Demirtaş’ın çok sevilmesinin sebebi de, HDP’nin kucaklayıcı siyasetinin sesinde, tavrında yansıyor olmasıdır. Hiçbir zaman egemenle uzlaşmadan, ama illa da kan dökücülükten söz etmeksizin onunla hesaplaşmaya hazır olduğunu hissettiren halidir HDP’yi mühim kılan.

Hangi CHP’liyi görmüşsem, Cumhurbaşkanlığında Muharrem İnce, mecliste HDP’ye oy vereceğim diyor. Böyle giderse ben korkuyorum CHP’nin baraj altı kalmasından.
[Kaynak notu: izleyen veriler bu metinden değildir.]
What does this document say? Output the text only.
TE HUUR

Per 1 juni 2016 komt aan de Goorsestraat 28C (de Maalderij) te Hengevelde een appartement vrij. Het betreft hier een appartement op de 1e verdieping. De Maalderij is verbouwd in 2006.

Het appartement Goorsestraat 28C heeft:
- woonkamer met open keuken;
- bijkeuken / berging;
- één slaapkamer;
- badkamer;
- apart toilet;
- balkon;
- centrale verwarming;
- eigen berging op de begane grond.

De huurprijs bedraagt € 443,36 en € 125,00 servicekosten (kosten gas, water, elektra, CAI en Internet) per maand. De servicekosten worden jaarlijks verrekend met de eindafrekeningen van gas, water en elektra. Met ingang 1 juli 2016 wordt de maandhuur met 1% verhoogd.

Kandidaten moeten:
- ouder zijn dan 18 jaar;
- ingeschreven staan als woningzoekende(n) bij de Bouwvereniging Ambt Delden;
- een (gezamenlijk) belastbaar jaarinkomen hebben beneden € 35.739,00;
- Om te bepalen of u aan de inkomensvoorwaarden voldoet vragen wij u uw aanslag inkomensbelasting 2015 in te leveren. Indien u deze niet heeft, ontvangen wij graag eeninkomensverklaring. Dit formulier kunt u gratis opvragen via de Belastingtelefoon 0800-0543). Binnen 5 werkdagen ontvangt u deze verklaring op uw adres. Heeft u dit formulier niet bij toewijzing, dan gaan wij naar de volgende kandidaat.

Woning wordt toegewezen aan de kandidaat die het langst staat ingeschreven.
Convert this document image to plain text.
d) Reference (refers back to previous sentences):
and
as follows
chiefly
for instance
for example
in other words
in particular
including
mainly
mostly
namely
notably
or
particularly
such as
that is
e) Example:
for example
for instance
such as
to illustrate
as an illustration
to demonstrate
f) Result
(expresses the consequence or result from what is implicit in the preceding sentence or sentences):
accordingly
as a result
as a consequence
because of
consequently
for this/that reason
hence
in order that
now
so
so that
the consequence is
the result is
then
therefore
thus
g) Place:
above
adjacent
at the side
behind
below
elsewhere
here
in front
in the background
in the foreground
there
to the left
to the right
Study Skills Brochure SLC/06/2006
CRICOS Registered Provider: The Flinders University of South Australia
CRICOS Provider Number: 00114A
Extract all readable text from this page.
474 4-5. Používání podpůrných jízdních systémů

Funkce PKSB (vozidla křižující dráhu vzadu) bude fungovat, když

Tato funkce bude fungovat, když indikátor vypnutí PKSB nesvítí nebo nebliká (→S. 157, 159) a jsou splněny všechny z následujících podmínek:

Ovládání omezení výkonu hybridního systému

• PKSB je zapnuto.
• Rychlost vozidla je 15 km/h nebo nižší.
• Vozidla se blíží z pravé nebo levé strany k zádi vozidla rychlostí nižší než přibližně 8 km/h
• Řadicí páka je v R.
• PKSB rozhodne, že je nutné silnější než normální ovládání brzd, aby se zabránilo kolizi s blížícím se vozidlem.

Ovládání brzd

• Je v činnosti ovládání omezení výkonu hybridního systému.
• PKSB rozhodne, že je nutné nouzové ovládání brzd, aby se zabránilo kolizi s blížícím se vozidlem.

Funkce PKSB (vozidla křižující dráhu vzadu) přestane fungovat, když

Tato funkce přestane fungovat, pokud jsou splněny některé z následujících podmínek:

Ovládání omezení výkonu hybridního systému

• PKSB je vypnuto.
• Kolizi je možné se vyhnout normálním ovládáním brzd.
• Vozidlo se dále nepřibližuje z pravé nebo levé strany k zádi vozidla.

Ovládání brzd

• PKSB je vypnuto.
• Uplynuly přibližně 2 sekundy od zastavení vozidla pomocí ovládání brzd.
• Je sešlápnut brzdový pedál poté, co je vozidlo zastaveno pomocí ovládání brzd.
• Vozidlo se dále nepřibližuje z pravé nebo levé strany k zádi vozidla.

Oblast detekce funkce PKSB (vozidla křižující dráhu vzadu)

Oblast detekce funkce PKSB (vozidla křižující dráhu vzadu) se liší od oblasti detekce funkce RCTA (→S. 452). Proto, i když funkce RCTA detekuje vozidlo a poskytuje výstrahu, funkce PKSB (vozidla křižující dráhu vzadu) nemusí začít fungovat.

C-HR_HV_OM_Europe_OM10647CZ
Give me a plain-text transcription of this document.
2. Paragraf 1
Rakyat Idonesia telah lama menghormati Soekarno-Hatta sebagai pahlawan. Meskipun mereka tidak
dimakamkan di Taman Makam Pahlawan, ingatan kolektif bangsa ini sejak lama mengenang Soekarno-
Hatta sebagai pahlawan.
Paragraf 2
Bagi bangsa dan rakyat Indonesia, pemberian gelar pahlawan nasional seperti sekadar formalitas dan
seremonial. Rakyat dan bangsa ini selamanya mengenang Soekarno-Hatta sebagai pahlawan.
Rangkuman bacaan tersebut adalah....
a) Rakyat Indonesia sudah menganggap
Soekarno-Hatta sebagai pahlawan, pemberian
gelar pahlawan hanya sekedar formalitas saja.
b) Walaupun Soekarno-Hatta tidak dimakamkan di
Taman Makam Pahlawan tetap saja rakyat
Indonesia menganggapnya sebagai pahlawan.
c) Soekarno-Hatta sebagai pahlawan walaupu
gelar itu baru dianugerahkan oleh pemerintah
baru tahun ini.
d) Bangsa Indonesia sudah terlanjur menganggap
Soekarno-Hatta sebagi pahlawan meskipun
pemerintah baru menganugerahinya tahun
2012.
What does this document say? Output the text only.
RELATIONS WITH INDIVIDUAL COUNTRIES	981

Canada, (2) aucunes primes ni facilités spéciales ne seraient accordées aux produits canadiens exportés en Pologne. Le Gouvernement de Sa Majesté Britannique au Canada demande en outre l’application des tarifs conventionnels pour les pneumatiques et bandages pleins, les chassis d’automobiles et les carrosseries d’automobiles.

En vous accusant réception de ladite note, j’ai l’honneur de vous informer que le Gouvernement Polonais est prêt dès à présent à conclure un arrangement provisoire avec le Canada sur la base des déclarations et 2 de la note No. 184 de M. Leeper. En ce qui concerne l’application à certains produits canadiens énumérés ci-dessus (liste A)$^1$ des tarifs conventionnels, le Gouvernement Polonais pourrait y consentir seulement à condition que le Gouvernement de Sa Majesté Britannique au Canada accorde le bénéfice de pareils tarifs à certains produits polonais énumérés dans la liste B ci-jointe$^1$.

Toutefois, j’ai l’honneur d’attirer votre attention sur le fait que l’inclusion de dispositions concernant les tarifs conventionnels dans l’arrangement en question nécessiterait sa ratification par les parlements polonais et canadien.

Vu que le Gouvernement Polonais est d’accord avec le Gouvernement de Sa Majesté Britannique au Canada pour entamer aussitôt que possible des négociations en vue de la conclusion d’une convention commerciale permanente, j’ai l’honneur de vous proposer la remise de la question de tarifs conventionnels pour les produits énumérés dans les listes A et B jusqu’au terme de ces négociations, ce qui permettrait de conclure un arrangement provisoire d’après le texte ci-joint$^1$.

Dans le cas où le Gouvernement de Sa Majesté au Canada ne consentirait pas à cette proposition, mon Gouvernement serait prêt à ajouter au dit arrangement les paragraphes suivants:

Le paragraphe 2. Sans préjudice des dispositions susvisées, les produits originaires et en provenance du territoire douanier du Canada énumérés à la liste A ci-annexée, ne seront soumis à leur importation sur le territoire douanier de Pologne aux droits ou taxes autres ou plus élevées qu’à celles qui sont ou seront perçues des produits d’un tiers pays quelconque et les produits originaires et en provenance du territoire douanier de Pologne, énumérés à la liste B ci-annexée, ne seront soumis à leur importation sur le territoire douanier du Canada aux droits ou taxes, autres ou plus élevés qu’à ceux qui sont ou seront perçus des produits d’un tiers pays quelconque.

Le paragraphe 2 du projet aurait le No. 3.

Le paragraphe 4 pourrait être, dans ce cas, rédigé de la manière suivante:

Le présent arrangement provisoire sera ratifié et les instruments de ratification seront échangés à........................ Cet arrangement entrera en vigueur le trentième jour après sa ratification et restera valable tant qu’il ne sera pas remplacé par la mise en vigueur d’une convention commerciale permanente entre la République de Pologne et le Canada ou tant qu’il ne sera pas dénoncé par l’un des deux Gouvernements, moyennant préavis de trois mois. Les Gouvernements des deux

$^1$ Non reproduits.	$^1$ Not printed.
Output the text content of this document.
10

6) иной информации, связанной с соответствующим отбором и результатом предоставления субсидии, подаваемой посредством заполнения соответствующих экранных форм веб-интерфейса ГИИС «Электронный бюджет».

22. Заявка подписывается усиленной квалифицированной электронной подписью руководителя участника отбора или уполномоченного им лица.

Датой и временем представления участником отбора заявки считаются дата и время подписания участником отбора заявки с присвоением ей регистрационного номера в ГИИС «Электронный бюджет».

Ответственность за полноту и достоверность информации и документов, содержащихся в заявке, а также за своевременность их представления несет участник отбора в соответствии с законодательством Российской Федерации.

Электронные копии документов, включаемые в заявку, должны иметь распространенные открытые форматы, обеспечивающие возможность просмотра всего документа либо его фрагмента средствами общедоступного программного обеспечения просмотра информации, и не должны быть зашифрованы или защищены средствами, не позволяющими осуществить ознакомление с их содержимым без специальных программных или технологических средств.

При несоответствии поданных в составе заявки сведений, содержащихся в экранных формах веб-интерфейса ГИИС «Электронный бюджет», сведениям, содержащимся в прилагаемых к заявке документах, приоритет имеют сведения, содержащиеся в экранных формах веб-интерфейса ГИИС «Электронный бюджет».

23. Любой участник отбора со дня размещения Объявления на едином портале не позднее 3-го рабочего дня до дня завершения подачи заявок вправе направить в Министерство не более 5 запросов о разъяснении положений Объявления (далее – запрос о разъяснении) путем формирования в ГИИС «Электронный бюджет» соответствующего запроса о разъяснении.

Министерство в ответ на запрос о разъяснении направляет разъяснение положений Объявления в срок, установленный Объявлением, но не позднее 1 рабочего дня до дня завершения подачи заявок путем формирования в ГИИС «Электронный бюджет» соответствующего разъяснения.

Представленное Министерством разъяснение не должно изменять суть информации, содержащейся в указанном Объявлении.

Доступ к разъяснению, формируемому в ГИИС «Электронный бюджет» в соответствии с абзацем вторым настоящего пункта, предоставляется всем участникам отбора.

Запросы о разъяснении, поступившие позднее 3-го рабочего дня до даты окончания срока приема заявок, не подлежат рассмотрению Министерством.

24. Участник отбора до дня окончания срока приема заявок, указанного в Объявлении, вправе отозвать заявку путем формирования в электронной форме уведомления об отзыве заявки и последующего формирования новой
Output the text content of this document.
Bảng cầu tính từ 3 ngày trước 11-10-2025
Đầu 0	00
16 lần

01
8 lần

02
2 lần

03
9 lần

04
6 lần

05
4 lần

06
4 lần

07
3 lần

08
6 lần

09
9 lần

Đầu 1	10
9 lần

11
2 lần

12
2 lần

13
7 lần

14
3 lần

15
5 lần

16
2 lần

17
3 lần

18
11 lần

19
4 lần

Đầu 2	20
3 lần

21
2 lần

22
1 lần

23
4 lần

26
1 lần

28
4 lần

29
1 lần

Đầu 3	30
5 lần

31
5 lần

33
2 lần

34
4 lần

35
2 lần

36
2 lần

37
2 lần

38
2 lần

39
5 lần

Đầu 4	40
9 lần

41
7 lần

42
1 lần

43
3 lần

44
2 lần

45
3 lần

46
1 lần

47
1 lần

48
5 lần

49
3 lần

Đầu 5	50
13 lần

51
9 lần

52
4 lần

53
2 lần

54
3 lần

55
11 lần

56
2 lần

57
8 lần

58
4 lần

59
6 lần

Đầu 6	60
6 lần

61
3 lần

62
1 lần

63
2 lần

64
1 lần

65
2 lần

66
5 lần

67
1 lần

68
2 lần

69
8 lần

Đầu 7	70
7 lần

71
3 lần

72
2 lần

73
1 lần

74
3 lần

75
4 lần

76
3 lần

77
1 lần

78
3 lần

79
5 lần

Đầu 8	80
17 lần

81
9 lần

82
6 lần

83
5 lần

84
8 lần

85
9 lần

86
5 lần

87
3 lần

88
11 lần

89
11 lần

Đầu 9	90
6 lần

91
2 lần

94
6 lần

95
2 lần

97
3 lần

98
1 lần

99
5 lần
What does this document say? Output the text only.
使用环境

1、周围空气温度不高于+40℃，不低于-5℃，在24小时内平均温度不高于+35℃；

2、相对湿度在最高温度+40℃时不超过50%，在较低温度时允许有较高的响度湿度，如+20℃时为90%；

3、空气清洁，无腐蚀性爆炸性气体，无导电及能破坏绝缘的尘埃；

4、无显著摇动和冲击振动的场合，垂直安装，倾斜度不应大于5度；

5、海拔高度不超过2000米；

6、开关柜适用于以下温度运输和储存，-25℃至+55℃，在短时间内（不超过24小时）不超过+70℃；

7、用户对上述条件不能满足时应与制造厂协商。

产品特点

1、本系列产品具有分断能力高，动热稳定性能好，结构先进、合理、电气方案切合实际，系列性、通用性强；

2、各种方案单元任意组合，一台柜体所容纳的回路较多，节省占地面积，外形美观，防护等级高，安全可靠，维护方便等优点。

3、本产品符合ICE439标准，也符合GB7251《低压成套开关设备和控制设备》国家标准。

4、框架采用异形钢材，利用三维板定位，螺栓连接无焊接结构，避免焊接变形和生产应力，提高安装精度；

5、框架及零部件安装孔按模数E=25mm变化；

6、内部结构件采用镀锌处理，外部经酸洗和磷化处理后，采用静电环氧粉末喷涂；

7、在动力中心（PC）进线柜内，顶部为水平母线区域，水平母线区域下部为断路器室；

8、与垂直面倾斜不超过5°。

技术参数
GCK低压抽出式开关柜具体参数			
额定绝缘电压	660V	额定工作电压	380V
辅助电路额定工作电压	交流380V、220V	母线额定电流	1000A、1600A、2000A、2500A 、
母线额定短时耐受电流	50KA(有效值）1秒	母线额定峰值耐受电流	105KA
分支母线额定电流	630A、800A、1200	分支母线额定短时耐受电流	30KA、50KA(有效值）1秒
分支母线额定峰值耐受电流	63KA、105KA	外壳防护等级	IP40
Bir miktar stratejik oy, veya gönül oyu gelecek. Şunu da söyleyeyim, size anlattığım sebeplerden dolayı HDP’ye oy vereceğini söyleyen CHP seçmeni yalnızca stratejik oy değil, HDP’ye oy vermemek için ne sebep var diye oy veriyor. Bir kere oy veren bir daha gidemez. Bu nedenle oy vereceklerin bizim klasik seçmenimizin ötesine geçmesi, bizi barajın çok üstüne taşıyabilir.

 

10 Haziran Pazar  – Menderes Çalışması

Pazar günü aday yoldaşımız tüm gün Menderes’te, genel olarak pazarcılık yapan veya serada çalışan Kürt seçmenlerin olduğu yerlerde yapılan çalışmaya katıldı. Bu bölgede broşür dağıtamadık, siyasi fikirlerimizi yeterince ifade edemedik. Bölgede Kürtlerin kimliklerini, HDP’ye oy verdiklerini gizlediklerini fark ettik. Buna rağmen AKP’ye oy veren seçmenden HDP’ye bir miktar dönüş olduğunu gözlemledik. Çalışmayı da yalnızca ilçe eşbaşkanları ve çevrelerindeki birkaç kişi yürütüyordu.. Bu çalışmanın sonrasında aday yoldaşımızla birlikte, parlamento çalışmamızı komünist bir çizgide nasıl yürüttüğümüzün ve eksiklerimizin muhasebesini yaptık.